Parlando a Bruxelles dopo i colloqui con i ministri degli Stati membri, il commissario ha dichiarato: "Devo dire che a livello generale è ovvio che quando ci troviamo in una situazione che potrebbe peggiorare, in cui è effettivamente necessaria una riduzione della domanda, incoraggio vivamente gli Stati membri a tenerne conto quando applicano le diverse misure di crisi".
Nella lettera, si invitano i paesi "a valutare la promozione di misure di contenimento della domanda, conformemente ai rispettivi piani di emergenza, con particolare attenzione al settore dei trasporti".

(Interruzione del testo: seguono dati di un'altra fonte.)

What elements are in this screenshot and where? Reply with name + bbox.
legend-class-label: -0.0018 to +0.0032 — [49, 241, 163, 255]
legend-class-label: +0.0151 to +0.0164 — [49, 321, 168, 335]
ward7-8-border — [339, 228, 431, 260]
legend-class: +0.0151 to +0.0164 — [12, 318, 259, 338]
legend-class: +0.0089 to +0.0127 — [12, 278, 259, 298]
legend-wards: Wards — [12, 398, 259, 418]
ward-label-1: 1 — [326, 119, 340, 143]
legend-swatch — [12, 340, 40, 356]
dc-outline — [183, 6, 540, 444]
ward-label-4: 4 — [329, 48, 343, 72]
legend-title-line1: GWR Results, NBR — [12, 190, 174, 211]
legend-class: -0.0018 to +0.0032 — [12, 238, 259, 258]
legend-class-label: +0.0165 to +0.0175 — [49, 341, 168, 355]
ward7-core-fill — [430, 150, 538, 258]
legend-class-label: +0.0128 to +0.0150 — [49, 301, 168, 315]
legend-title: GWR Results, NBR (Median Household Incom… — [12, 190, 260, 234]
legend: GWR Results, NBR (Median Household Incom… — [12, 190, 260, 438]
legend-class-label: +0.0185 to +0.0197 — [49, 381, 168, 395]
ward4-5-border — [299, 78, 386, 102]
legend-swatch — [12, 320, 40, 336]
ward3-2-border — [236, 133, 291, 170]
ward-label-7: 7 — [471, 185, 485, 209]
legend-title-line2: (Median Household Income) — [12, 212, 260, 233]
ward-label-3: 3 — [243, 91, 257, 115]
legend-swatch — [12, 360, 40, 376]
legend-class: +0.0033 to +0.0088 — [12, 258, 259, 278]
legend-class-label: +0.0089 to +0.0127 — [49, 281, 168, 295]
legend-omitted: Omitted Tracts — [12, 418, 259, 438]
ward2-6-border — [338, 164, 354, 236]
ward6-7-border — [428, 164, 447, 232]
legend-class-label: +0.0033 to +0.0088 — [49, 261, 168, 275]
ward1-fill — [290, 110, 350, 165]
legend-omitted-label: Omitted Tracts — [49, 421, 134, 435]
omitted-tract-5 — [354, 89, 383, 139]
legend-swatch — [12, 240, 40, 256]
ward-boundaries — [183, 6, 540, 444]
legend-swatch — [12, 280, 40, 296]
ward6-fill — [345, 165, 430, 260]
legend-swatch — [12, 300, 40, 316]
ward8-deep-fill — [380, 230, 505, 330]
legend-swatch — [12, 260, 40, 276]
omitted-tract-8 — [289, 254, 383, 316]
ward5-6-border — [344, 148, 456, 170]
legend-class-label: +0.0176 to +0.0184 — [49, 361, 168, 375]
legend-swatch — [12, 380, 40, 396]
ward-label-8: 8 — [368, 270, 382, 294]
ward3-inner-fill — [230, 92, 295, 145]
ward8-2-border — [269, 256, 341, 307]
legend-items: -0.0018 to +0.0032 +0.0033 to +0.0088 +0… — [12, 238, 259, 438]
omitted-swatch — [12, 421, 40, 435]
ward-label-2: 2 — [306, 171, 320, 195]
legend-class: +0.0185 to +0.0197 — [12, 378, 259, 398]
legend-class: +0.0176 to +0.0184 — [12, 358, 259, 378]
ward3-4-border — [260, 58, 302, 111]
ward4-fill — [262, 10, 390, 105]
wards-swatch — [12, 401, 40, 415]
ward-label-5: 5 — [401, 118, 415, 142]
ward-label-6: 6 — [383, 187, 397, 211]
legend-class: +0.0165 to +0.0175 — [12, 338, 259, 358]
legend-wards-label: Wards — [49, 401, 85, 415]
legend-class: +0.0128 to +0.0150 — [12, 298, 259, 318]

Si suggerisce di astenersi "dall'adottare misure che possano aumentare il consumo di carburante, di limitare la libera circolazione dei prodotti petroliferi o disincentivare la produzione delle raffinerie dell'Ue. Dovrebbero inoltre valutare il potenziale impatto transfrontaliero delle misure nazionali e consultarsi con gli Stati membri limitrofi e con la Commissione, per preservare la coerenza a livello Ue e il funzionamento del mercato interno", ha rilevato ancora Jorgensen.
Il commissario ha detto che "non esiste una soluzione valida per tutti ma è chiaro che più si può fare per risparmiare petrolio, in particolare gasolio e carburante per aerei, meglio è". Alcuni paesi asiatici hanno incentivato il lavoro da casa, come ai tempi del Covid, e come viene raccomandato nel decalogo dell'Agenzia Internazionale dell'Energia di marzo 2026,che tra le misure urgenti per ridurre i consumi di petrolio e gas in risposta alla crisi, propone di promuovere lo smart working e ottimizzare i trasporti, offrendo così un risparmio immediato.